Democrats are expected to win a hollow House majority in 2026, but the party’s prospects for 2028 look far less certain. Now the biggest hurdle is redistricting: a process in which the GOP has taken a decisive lead in recent years, notably with the Supreme Court’s decision to strike down a critical provision of the Voting Rights Act that protected minority‑friendly districts. That ruling paved the way for Republican state legislatures to eliminate at least three majority‑Black seats in the South that Democrats currently occupy.
For a political party to gain a seat in November, it must win the first major vote of the election cycle coupled with a backlash against the current president’s party. In 2018, when President Trump had his first midterm, the Democrats added 40 seats. Momentum suggests Democrats could again outperform Republicans when voters react to the incumbent office, but regaining a House majority in 2028 will require a far bigger assault on the grid, something that GOP lawmakers have been honing for a decade.
New Census, Fresh Redistricting" style=font-weight:bold;>The 2030 Census Will Set the Stage" style=font-weight:bold;>and Will Further Shift Power Away from Democrats
After the 2030 census allocation, seats will be assigned to those states that grew the fastest. Those states are predominantly GOP‑controlled, and they could pull up to ten seats from their Democratic heartlands like California and New York. That extra advantage reinforces the GOP’s power in the House and could put the next 2028 election into a very tight contest.

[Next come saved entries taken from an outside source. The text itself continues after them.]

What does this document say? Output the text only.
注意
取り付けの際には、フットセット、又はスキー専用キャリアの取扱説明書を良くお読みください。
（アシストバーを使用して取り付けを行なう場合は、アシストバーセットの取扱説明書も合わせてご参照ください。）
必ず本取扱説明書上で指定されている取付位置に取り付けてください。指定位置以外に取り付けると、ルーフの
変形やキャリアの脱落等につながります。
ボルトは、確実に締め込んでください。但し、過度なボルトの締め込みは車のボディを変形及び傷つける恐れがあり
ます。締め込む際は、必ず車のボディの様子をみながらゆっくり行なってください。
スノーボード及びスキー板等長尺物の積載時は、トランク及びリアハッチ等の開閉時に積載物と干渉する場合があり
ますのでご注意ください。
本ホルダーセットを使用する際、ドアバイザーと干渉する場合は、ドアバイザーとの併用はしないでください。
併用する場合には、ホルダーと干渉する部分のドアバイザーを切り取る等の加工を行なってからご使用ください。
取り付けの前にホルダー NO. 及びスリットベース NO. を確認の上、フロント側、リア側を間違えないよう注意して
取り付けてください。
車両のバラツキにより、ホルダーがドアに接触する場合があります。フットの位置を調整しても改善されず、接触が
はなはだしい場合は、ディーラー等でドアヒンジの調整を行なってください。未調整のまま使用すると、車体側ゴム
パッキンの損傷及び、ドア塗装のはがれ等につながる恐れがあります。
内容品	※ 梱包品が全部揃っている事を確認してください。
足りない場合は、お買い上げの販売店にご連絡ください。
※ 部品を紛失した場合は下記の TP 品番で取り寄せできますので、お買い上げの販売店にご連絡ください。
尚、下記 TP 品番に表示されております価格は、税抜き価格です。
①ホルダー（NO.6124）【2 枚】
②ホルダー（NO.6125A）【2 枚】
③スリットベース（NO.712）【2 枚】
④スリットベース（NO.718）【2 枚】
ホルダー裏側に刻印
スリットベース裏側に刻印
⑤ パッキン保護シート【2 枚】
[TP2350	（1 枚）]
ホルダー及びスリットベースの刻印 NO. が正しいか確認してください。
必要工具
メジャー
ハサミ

John Bisogano, the executive director of the National Democratic Redistricting Committee, lamented that the prospect of a new census “makes me even more stressed to ban partisan gerrymandering at the federal level.”'
Which States Show Promise for Democrats?" style=font-weight:bold;>The Looming Constitutional and Legislative Challenges
Republicans have a number of legal hoops to navigate, too. In Florida, that state’s new map rides on a conservative majority court that removed the state’s prohibition on partisan gerrymandering. Democrats, by contrast, face a far more complex landscape of constitutional amendments and partisan politics. Only Illinois and Oregon offer perhaps a clearer path to a redesigned map without legal blockers.
In Colorado, New York, and New Jersey, Democrats stand to carve out close‑to‑double–digit gains – but only if they can overturn an existing constitutional agreement that keeps a working independent redistricting commission in place. Washington state offers Democrats a chance only if they win a two‑thirds majority of the legislature in the upcoming November elections, a highly ambitious target.
Washington also might create a strategic advantage by winning certain state legislature seats that would put redistricting control in states like Minnesota, Pennsylvania and Wisconsin into Democratic hands.
Actions Taken to Overcome Redistricting Reforms" style=font-weight:bold;>Past Efforts and Current Movements
In Maryland, Democrats have moved to place a constitutional amendment on the November ballot that would give them permission to abolish the state’s single Republican House seat in 2028. In California, a ballot measure that embraces a new map to gain up to five seats won the vote, while a similar measure in Virginia passed less comfortably but remains a firm target for 2028.
In Washington, the Democrats’ only car under the gerrymandering behemoth is the legal turnout that would require them to win a two‑thirds majority of the Legislature. The chance is remote, but those who are in the state legislative races are hoping to secure their influence over district maps that will also affect states such as Minnesota, Pennsylvania and Wisconsin.
Why Democrats Are Taking Gills" style=font-weight:bold;>The Repercussions of the GOP’s Republican Redistricting Push
Colorado has become a bellwether for the conflict over redistricting. Republicans took control of the state’s legislature in 2010 and used their majority to redraw congressional districts in several other states, grading them in favor of their party. Democrats replied by creating a bipartisan commission and eventually adopted it in 2018 to keep districts nonpartisan. Today both Republican and Democratic gubernatorial candidates have called for re‑establishing a Commission that can impair partisan consulting. Former President Barack Obama, who once championed the commission, has since shifted and urged a sweeping gerrymandering push across the United States.
Harvard law professor Nicholas Stephanopolous sees the GOP’s push as a direct threat for Democrats: “I think they’re going to move heaven and earth to respond.”
For Democrats to beat a resurgent Republican gerrymandering machine they will need to actually out‑strategize, moving far beyond simple partisan opposition to any rule changes. As the 2030 census could create Republican advantages that are not just temporary, the path ahead is even more treacherous.
___
Associated Press writer Scott Bauer in Madison, Wisconsin, contributed to this report.